As part of our commitment to equity, the San Francisco Foundation contracts with diverse, mission-aligned vendors and consultants. Our 2021 survey of independent consultants showed that 54 percent identified as a person of color.
We make a conscious effort to fund grantees that are led by diverse leadership. In 2021, 74% percent of organizations (with available data) that received program grants were led by people of color.
In 2021, 64 percent of staff identified as a woman/womxn, 31 as a man, 4 percent as gender variant/non-conforming, and 1 percent as a transgender woman/womxn. Amongst our Board of Trustees, 42 percent identified as a woman/womxn, 50 percent as a man, and 8 percent as gender variant/non-conforming. Across the sector, the Council on Foundations study reported a staff gender break down of 75 percent women and 25 percent men. Our 2021 independent consultant survey indicated that 85 percent of consultants identified as a woman/womxn, and 15 percent as a man.
In 2021, 73 percent of SFF staff identified as straight, 6 percent as gay, 3 percent as lesbian, 1 percent as bisexual, 13 percent as queer, 1 percent as asexual, and 4 percent did not answer. Amongst our Board of Trustees, 83 percent identified as straight, and 17 percent as gay. Amongst our independent consultants, 62 percent identified as straight, 15 percent as lesbian, 8 percent as bisexual, and 15 percent as queer. The Council on Foundations study did not include information on sexual orientation.
In 2021, 19 percent of staff fell into the 18-29 age category, 28 percent in the 30-39 category, 25 percent in the 40-49 category, 21 percent in the 50-59 category, and 8 percent in the 60+ category. Our Board of Trustees and independent consultants showed the greatest representation in the 40-49 and 60+ age categories. The Council on Foundations’ report did not include data for comparable age breakdowns.
In 2021, 13 percent of staff, none of our Board of Trustees, and 23 percent of our independent consultants identified as a person with a disability. The Council on Foundations’ report indicated that only 20 percent of foundations responded to questions about staff with disabilities and among those only 1 percent of foundations indicated that they had staff with disabilities.
In 2021, 3 percent of foundation staff, 8 percent of our Board of Trustees, and none of our independent consultants had experience serving in the military.
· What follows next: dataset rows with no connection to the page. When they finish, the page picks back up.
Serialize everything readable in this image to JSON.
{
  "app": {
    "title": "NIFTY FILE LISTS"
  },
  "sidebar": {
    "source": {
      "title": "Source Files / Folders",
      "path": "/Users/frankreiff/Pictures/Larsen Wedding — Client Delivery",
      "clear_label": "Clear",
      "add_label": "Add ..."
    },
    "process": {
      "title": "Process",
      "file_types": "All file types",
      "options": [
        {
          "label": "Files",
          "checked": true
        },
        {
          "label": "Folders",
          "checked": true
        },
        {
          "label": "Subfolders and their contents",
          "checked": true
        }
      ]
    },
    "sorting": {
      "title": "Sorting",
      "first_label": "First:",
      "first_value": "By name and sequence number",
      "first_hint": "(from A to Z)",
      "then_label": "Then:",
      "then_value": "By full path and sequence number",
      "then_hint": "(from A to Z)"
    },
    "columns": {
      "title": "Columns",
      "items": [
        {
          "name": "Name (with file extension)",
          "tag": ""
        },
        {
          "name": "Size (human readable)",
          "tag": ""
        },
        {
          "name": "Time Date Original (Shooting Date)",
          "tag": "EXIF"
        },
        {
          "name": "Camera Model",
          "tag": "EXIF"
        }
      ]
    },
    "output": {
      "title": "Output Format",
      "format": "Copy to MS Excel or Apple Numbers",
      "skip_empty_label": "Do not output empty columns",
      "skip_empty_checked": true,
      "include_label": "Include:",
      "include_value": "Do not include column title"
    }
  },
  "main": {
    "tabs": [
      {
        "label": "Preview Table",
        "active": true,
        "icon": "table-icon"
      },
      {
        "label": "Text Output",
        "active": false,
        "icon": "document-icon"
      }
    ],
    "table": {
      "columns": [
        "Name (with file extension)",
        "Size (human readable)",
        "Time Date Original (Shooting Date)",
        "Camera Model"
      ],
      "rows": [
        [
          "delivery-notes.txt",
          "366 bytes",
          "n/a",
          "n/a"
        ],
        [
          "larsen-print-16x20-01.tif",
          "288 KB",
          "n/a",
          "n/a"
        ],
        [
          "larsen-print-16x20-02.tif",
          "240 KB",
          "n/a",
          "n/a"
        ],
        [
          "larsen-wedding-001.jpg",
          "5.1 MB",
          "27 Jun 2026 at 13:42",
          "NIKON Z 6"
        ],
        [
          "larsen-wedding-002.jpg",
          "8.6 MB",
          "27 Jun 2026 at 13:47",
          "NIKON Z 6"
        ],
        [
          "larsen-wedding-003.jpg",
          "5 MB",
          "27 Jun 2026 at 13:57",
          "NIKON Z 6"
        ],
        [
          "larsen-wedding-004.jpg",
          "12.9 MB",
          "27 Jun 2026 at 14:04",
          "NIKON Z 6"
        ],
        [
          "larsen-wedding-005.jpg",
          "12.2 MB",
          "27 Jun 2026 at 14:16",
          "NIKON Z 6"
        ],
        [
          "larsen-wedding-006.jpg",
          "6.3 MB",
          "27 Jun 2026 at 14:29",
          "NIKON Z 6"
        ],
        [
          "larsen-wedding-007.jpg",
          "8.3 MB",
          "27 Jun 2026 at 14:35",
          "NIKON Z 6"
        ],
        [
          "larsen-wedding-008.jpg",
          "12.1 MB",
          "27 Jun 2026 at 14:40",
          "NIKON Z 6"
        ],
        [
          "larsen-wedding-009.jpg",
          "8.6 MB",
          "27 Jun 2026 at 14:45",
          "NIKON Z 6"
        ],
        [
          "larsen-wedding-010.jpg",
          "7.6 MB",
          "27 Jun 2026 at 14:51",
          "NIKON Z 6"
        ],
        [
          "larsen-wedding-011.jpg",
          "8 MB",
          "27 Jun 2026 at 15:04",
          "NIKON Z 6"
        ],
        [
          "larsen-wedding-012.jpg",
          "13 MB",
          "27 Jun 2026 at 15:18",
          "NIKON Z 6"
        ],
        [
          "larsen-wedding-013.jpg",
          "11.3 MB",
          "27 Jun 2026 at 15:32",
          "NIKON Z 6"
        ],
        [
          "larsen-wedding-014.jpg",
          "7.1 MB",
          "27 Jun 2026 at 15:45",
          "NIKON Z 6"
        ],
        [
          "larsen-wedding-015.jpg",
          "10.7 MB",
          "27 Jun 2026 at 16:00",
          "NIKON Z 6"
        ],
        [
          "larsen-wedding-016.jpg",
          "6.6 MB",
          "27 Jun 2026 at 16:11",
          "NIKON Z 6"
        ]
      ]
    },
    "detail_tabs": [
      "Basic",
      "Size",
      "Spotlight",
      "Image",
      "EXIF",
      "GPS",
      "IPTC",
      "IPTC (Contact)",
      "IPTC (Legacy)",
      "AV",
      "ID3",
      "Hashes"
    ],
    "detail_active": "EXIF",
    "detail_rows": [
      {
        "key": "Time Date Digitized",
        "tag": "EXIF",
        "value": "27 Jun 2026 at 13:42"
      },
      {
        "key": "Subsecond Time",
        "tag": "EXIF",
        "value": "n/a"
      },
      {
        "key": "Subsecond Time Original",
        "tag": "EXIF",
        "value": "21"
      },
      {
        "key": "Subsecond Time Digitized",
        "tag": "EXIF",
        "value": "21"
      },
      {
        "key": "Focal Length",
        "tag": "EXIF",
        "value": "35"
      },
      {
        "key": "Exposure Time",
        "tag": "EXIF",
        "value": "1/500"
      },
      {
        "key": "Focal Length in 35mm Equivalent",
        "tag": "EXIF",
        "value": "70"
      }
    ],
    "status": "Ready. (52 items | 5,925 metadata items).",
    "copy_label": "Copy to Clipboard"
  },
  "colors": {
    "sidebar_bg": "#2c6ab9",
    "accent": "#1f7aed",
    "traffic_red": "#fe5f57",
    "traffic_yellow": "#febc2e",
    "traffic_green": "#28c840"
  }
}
The Council on Foundations study did not include comparable sector-wide data.
Diligent stewardship of the $1.5 billion in assets entrusted to us through endowed and donor advised funds enables us to make a greater impact in the region. In order to invest our assets in alignment with our values, we seek out investment firms owned by women and people of color—two groups that have historically faced barriers to accessing capital.
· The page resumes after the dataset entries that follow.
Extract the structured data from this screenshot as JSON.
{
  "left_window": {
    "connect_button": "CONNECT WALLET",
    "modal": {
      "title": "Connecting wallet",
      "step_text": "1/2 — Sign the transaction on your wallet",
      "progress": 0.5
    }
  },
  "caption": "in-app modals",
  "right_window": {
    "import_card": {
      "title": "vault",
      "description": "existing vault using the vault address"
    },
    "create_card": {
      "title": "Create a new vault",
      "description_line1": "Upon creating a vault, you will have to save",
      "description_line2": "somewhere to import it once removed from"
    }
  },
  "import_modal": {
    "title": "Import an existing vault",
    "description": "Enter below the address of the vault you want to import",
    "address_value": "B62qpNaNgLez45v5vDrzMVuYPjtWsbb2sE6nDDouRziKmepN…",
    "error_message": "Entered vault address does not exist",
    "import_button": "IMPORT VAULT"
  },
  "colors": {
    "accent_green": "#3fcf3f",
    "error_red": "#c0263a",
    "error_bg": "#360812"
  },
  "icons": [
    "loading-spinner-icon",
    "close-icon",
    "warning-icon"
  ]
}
In 2020, 27 percent of SFF’s investment management firms were majority owned by women, and 13 percent were majority owned by people of color. Industry-wide, just 1.3% of assets under management globally are overseen by firms that are majority owned by women or people of color, according to the Knight Foundation’s 2019 report, Diversifying Investments: A Study of Ownership Diversity and Performance in the Asset Management Industry
The asset manager industry’s near-total lack of diversity aggravates wealth disparities that disproportionately prevent people of color from thriving. Not only do diverse-owned firms perform as well as their non-diverse counterparts, they are also more likely to invest in entrepreneurs of color.
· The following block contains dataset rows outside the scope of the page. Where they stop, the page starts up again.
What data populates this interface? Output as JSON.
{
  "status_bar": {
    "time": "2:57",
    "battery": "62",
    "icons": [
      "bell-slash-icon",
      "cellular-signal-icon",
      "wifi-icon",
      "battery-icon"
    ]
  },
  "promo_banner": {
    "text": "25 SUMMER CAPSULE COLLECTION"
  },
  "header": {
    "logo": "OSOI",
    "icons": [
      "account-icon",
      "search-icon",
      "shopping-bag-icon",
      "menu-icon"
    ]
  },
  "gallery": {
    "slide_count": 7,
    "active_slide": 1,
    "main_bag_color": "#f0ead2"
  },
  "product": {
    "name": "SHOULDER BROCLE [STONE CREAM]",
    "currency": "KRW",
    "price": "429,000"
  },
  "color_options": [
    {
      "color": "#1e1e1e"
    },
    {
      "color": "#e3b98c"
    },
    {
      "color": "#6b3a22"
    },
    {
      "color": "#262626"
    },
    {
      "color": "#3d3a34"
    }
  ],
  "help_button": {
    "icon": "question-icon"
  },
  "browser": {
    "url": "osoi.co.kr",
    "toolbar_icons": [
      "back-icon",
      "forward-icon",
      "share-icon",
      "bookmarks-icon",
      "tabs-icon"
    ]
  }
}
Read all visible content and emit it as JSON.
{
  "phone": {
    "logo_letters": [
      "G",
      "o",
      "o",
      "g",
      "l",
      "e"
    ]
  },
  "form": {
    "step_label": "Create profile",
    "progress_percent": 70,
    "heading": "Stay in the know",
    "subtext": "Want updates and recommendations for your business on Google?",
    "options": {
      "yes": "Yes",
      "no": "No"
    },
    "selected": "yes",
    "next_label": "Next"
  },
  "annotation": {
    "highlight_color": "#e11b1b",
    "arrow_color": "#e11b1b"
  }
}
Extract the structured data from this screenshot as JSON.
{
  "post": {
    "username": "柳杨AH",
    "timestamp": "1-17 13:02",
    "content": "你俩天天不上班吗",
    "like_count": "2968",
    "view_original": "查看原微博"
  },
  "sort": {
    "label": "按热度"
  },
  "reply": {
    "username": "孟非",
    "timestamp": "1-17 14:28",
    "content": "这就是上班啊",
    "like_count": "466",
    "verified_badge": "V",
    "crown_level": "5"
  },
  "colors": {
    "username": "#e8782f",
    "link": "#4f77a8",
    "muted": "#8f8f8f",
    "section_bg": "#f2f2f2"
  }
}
Along with others, we have challenged our investment consultant, Crewcial Partners, to support our efforts to address inequities in the asset management sector. Between 2013-2018, Crewcial Partners increased its allocation of assets to diverse managers by sixfold. Today, the firm continues its efforts to hire increasingly diverse managers.
We are proud of the progress we’ve made to date and will continue to intentionally allocate capital to diverse managers across all asset classes. We welcome the opportunity to share the lessons we’ve learned, and to continually improve this critical aspect of our work.